Honey bees – particularly those cultivated by professional beekeepers – are quite possibly the most crucial insect species we have. There’s more to it than just the honey, too. According to the USDA, approximately one-third of our diet is made up of crops that are pollinated by bees. Many plants would not produce fruit and vegetables if it weren’t for the work accomplished by honey bees.
Unless there’s a hive or colony located near pets or people, it’s better to leave well enough alone and allow the honey bees do their thing. If you discover a hive in a place that’s troubling, a dependable exterminator can eliminate the colony or, in some instances, transfer it to a safer location.
With all that said, however, there are instances when bees can be a significant threat. “Killer” bees aren’t just a myth – they are a true phenomenon called Africanized honey bees.
All types of bees swarm from time to time, almost always during the spring. It’s a process that takes place after a new queen has become an adult and a portion of the old colony leaves to make a new hive somewhere else.
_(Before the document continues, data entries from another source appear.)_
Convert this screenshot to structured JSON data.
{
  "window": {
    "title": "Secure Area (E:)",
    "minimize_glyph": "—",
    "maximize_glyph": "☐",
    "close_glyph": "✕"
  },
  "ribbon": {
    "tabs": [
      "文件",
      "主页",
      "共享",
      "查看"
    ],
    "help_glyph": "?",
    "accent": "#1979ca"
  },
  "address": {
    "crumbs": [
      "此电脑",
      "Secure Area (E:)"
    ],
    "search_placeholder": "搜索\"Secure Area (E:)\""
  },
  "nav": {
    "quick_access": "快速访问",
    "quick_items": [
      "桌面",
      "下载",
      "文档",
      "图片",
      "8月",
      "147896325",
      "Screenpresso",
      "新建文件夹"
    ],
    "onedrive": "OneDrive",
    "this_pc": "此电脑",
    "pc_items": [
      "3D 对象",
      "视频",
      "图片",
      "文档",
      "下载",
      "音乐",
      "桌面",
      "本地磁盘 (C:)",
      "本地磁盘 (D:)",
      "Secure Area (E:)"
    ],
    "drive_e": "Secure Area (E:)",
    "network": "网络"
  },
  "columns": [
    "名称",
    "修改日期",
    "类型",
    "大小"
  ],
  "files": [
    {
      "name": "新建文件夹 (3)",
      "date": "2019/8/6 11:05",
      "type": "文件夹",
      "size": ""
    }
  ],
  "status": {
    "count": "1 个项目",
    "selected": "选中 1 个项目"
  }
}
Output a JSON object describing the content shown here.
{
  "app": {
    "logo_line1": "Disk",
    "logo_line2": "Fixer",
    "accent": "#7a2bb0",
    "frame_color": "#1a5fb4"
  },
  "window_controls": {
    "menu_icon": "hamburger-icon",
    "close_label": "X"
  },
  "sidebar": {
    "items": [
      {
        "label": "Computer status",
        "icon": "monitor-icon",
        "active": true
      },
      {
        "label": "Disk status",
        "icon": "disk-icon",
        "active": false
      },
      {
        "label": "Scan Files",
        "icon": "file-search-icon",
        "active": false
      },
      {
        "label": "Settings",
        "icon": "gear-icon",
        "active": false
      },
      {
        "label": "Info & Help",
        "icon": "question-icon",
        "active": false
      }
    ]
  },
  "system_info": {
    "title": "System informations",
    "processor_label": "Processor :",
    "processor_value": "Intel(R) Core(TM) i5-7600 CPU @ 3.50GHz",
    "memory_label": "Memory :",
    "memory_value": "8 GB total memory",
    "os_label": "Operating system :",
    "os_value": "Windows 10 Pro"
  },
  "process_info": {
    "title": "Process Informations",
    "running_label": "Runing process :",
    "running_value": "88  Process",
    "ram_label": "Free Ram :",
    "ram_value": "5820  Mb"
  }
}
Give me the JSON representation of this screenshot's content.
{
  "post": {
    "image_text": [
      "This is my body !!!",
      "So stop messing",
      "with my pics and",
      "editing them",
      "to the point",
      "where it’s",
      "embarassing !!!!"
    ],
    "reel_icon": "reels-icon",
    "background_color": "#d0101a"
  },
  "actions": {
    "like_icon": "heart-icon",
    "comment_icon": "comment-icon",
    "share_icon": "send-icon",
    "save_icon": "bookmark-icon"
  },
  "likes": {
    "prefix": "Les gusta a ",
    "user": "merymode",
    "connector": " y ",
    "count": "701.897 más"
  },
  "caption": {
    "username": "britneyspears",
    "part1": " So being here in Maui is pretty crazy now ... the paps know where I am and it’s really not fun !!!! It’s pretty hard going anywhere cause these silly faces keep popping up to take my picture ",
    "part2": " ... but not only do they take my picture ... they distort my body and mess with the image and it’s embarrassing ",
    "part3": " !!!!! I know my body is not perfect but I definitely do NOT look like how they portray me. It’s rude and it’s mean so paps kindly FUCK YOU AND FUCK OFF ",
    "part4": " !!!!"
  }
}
Traditional honey bees swarm once a year, but Africanized honey bees (AHBs) do it as often as eight times annually.
That’s where the threat comes in. 1 bee sting, except in the rare case of a severe allergic reaction, isn’t dangerous. A dozen can send you to the emergency room. Since Africanized bees swarm in greater numbers and are typically much more competitive than ordinary honey bees, AHB swarms can easily inflict 100 or more stings in a frighteningly short time period.
Even when they aren’t swarming, AHBs are more aggressive when it comes to protecting their dwelling. They knowingly guard their hives and, while they do not randomly attack humans and creatures they experience when gathering pollen, Squirrel Poop will try to bite “invaders” who come within up to 100 feet of the colony. Normal honey bees rarely sting people who wander up to within 15 feet of their house, and even then they often won’t attack unless the hive itself is disturbed.
So how can you tell a standard honey bee and its hive from one that is Africanized? You can not, and that amplifies the danger. It’s only been recently that state and federal officials have added Arkansas and Oklahoma to the list of areas that AHBs now inhabit. They were found in southeastern Oklahoma and southwestern Arkansas in 2005, but they have steadily moved into wider areas of both countries.
Today, you should think about any bee and its colony to be Africanized, merely to be on the safe side. If you see a hive, move away quickly and get a trusted pest management agency and the local county extension office. If you’re stung, RUN and do not stop running until you’re safely indoors or in some other enclosure, such as your car.